Şimdi bu konudan size ne? Toplumun ahlak abidesi siz misiniz? Bu kadının kocası mısınız? Ağabeyi mi, babası mı?

Ne olmuşsa olmuş! Evli erkeklerin kendilerinde her türlü ortamda her türlü haltı yeme hakkını buldukları bir ülkede, sadece kadın olmak mı bu yazılanların sebebi?

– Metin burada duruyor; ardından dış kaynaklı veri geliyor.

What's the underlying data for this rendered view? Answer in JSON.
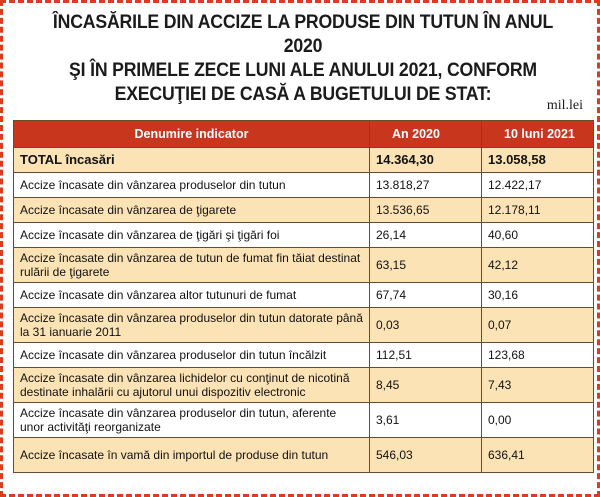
{
  "title": {
    "line1": "ÎNCASĂRILE DIN ACCIZE LA PRODUSE DIN TUTUN ÎN ANUL 2020",
    "line2": "ŞI ÎN PRIMELE ZECE LUNI ALE ANULUI 2021, CONFORM",
    "line3": "EXECUŢIEI DE CASĂ A BUGETULUI DE STAT:"
  },
  "unit": "mil.lei",
  "table": {
    "headers": [
      "Denumire indicator",
      "An 2020",
      "10 luni 2021"
    ],
    "total": {
      "label": "TOTAL încasări",
      "v2020": "14.364,30",
      "v2021": "13.058,58"
    },
    "rows": [
      {
        "label": "Accize încasate din vânzarea produselor din tutun",
        "v2020": "13.818,27",
        "v2021": "12.422,17"
      },
      {
        "label": "Accize încasate din vânzarea de ţigarete",
        "v2020": "13.536,65",
        "v2021": "12.178,11"
      },
      {
        "label": "Accize încasate din vânzarea de ţigări şi ţigări foi",
        "v2020": "26,14",
        "v2021": "40,60"
      },
      {
        "label": "Accize încasate din vânzarea de tutun de fumat fin  tăiat destinat rulării de ţigarete",
        "v2020": "63,15",
        "v2021": "42,12"
      },
      {
        "label": "Accize încasate din vânzarea altor tutunuri de fumat",
        "v2020": "67,74",
        "v2021": "30,16"
      },
      {
        "label": "Accize încasate din vânzarea produselor din tutun datorate până la 31 ianuarie 2011",
        "v2020": "0,03",
        "v2021": "0,07"
      },
      {
        "label": "Accize încasate din vânzarea produselor din tutun încălzit",
        "v2020": "112,51",
        "v2021": "123,68"
      },
      {
        "label": "Accize încasate din vânzarea lichidelor cu conţinut de nicotină destinate inhalării cu ajutorul unui dispozitiv electronic",
        "v2020": "8,45",
        "v2021": "7,43"
      },
      {
        "label": "Accize încasate din vânzarea produselor din tutun, aferente unor activităţi reorganizate",
        "v2020": "3,61",
        "v2021": "0,00"
      },
      {
        "label": " Accize încasate în vamă din importul de produse din tutun",
        "v2020": "546,03",
        "v2021": "636,41"
      }
    ]
  },
  "colors": {
    "border": "#e03a1e",
    "header_bg": "#c8361e",
    "stripe": "#fbe3b5"
  }
}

Olay gayet basit, kadın eve girer, fenalaşır, ölür! Didikleyin didikleyebildiğiniz kadar ama sonuç hep aynı kalacak! ….“ölür”….
Belki kadın sarhoştu, biraz ayılayım da eve öyle gideyim dedi, belki bir kahve içmek için gitmişti o eve, belki bir soda limon içecekti, belki de sarhoş değildi, bir kadeh daha içip, biraz sohbet edip kalkacaktı bir süre sonra… Yada belki de bir gecelik bir paylaşım yaşanacaktı… Tüm Türkiye o an orada mıydınız? Tüm bunlardan size ne? Başkasının tercihleri sizi niye bu kadar ilgilendiriyor ve neden herkes bir anda her türlü ahlaksızlığın diz boyu yaşandığı bir ülkede ahlak abidesi kesiliyor!?? Neden?

Kime bu öfkeniz? Kadınlara mı?
Böyle insanlar kendi hayatlarında cevabını bulamadıkları hatalarının bedelini başkalarına yükleyerek yaşamaya alışkınlar… Dikkatleri başka yönlere çekerek, düşünmeyi ve irdelemeyi sevmeyen bu tembel toplumun kolay kandırılan insanları, “Akıllı beğenirse alkışlar, aptal alkışlananı beğenir!!!! Her şeyi alkışlamayın, her alkışlananı beğenmeyin... Kafayı çalıştırın azıcık...”

Bir ölüm vakasıyla gündeme gelen, babasından dolayı tanınan ve bu olayla bir anda popüler olup yarın bir gün muhtelif dizi tekliflerinin geleceği bir adamın beyanına bakarak gencecik bir kadını bu kadar ağır eleştirirken, insanda biraz vicdan olmalı diye düşünüyorum.

Böyle bir olayda hissedilmesi gereken tek bir duygu olmalıydı… Acı… Acı karşısında hemen acı veren unsuru gidermek için faaliyete geçeriz. Böyle de oldu zaten! Gereksiz yere acı çekmeyi kimse istemez. Ancak acının kaçınılmaz olduğu durumlarda, cesurca acı çekmeyi kabul edersek, hayat da son ana kadar bir anlama sahip olur ve acı, işkence olmaktan çıkarak anlamlı bir hale gelir.

Bu insafsız hayat koşusunda, devam edebilmenin tek koşulu var. Eğer ceylansanız ve henüz
aslana yem olmadıysanız hızınızı düne göre mutlaka arttırmalısınız. Dünden daha hızlı olabilmek! Bakın bakalım şimdi kendinize; ONDAN, ŞUNDAN, BUNDAN DEĞIL, DÜNDEN HIZLI MISINIZ?

Sevgili hemşerim, değerli büyüğüm, usta kalem Hıncal Uluç, aman siz kendinize dikkat edin, “Su yolunda kırılmayın!”